Each year, the Employee Benefit Research Institute (EBRI) and Investment Company Institute (ICI) publish an annual study on the impact of consistent 401(k) plan participation. In the latest study, EBRI/ICI considered “consistent participants” as those 8.8 million people who actively contributed to the same 401(k) plan for a four-year period (from 2010 to 2014).
In this study, three remarkable insights emerged.
Retirement accounts are growing.
“Overall, the average account balance increased at a compound annual average growth rate of 15.5 percent from 2010 to 2014,” stated the EBRI website, creating an average account balance of $130,493 for plan participants.

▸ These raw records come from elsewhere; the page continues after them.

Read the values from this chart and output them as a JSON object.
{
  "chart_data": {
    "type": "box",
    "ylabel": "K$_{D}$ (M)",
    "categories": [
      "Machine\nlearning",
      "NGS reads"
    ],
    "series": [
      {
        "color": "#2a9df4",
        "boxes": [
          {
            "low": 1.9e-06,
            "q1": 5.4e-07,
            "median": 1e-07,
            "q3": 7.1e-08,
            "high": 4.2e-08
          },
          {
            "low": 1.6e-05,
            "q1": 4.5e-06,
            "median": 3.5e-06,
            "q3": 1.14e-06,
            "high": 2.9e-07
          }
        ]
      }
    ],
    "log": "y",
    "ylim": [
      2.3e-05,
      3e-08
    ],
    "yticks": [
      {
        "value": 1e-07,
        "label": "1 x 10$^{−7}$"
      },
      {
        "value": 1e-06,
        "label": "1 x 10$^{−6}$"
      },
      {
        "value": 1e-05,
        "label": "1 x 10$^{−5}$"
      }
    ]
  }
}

Especially when you stick to the plan.
At the end of 2014, average account balance among consistent participants was 1.7 times the average account balance among all 24.9 million participants in the EBRI/ICI 401(k) database. In addition, those who participated consistently (again, on the same plan over all four years), had a median balance that was over three times that of their peers.

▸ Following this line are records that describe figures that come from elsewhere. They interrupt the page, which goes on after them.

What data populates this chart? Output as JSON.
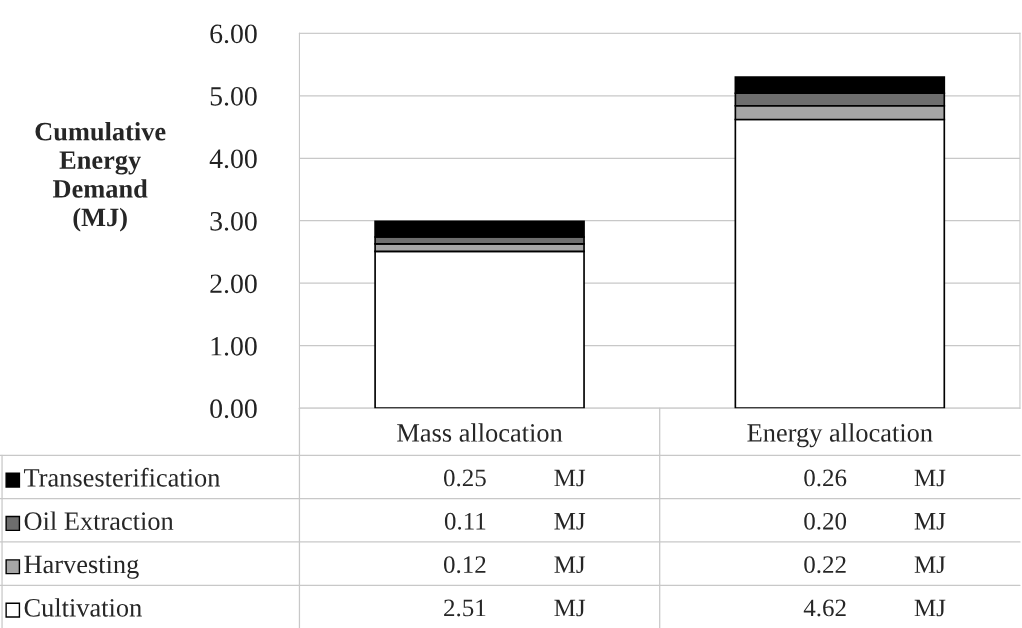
{
  "chart_data": {
    "type": "bar",
    "stacked": true,
    "ylabel": "Cumulative\nEnergy\nDemand\n(MJ)",
    "categories": [
      "Mass allocation",
      "Energy allocation"
    ],
    "series": [
      {
        "name": "Cultivation",
        "color": "#ffffff",
        "values": [
          2.51,
          4.62
        ],
        "value_labels": [
          "2.51 MJ",
          "4.62 MJ"
        ]
      },
      {
        "name": "Harvesting",
        "color": "#a6a6a6",
        "values": [
          0.12,
          0.22
        ],
        "value_labels": [
          "0.12 MJ",
          "0.22 MJ"
        ]
      },
      {
        "name": "Oil Extraction",
        "color": "#6e6e6e",
        "values": [
          0.11,
          0.2
        ],
        "value_labels": [
          "0.11 MJ",
          "0.20 MJ"
        ]
      },
      {
        "name": "Transesterification",
        "color": "#000000",
        "values": [
          0.25,
          0.26
        ],
        "value_labels": [
          "0.25 MJ",
          "0.26 MJ"
        ]
      }
    ],
    "ylim": [
      0,
      6
    ],
    "yticks": [
      {
        "value": 0,
        "label": "0.00"
      },
      {
        "value": 1,
        "label": "1.00"
      },
      {
        "value": 2,
        "label": "2.00"
      },
      {
        "value": 3,
        "label": "3.00"
      },
      {
        "value": 4,
        "label": "4.00"
      },
      {
        "value": 5,
        "label": "5.00"
      },
      {
        "value": 6,
        "label": "6.00"
      }
    ],
    "grid": "y",
    "legend": "bottom left"
  }
}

As one would expect, 401k account balances tend to increase with age and job tenure. In fact, among consistent participants, over 40% of plan participants have balances of over $100,000 in their retirement accounts with their current employers. Nearly 25% have account balances over $200,000.

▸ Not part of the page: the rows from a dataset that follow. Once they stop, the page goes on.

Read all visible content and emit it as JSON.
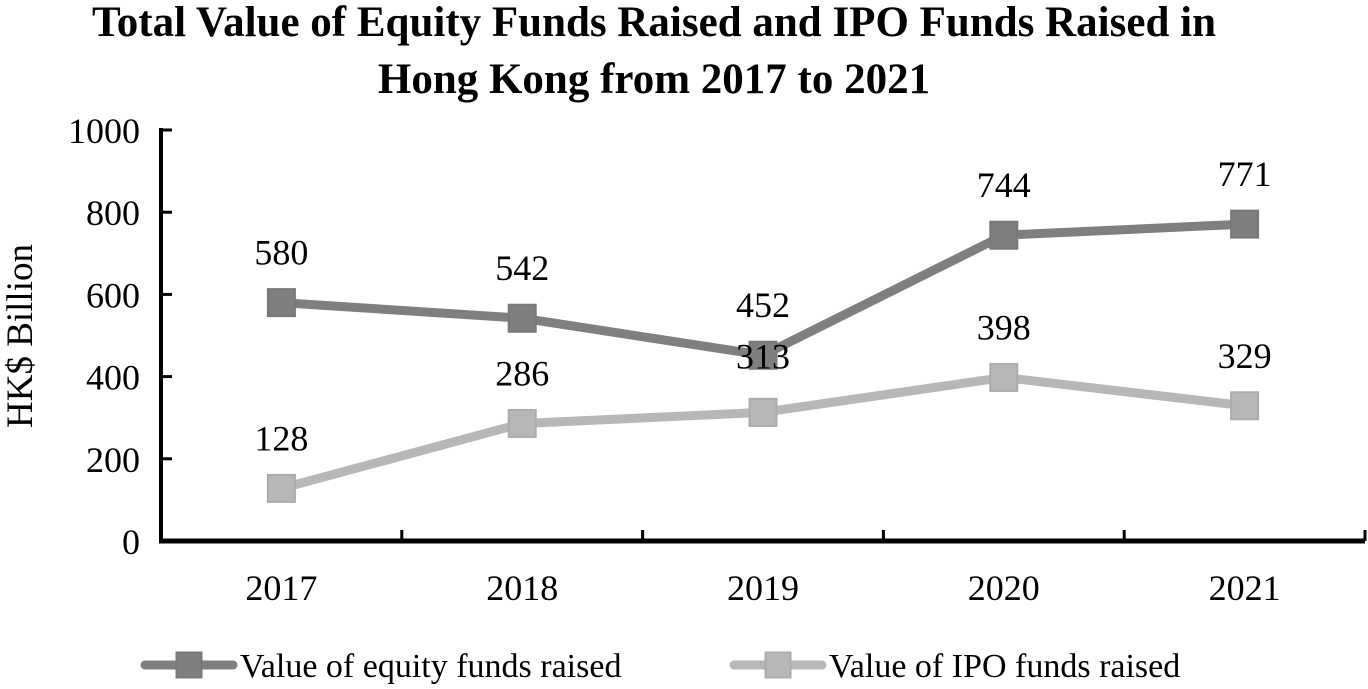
{
  "chart_data": {
    "type": "line",
    "title": "Total Value of Equity Funds Raised and IPO Funds Raised in Hong Kong from 2017 to 2021",
    "title_lines": [
      "Total Value of Equity Funds Raised and IPO Funds Raised in",
      "Hong Kong from 2017 to 2021"
    ],
    "ylabel": "HK$ Billion",
    "xlabel": "",
    "categories": [
      "2017",
      "2018",
      "2019",
      "2020",
      "2021"
    ],
    "series": [
      {
        "name": "Value of equity funds raised",
        "values": [
          580,
          542,
          452,
          744,
          771
        ],
        "color": "#7f7f7f",
        "marker": "square"
      },
      {
        "name": "Value of IPO funds raised",
        "values": [
          128,
          286,
          313,
          398,
          329
        ],
        "color": "#b7b7b7",
        "marker": "square"
      }
    ],
    "ylim": [
      0,
      1000
    ],
    "yticks": [
      0,
      200,
      400,
      600,
      800,
      1000
    ],
    "grid": false,
    "data_labels": true,
    "legend_position": "bottom",
    "axis_color": "#000000",
    "label_color": "#000000"
  }
}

Even when the plan is the same.
The study also revealed that the asset allocation of the consistent participants was “broadly similar” to the larger group. At the end of 2014, almost two-thirds of all participants’ assets were invested in equity securities, including company stock, equity funds, the equity portion of target-date funds, or the equity portion of non-target-date balanced funds. The study also found that older 401(k) participants tended to have lower concentrations in equities than their younger counterparts.
What does it all mean? For one, it’s great news for employers and employees alike. Employers who showcase the benefits of consistent participation and contribution can leverage the information to increase employment tenure. And employees who see the benefit of increased retirement benefits may see additional value in pursuing career goals within a company structure to improve their overall net worth.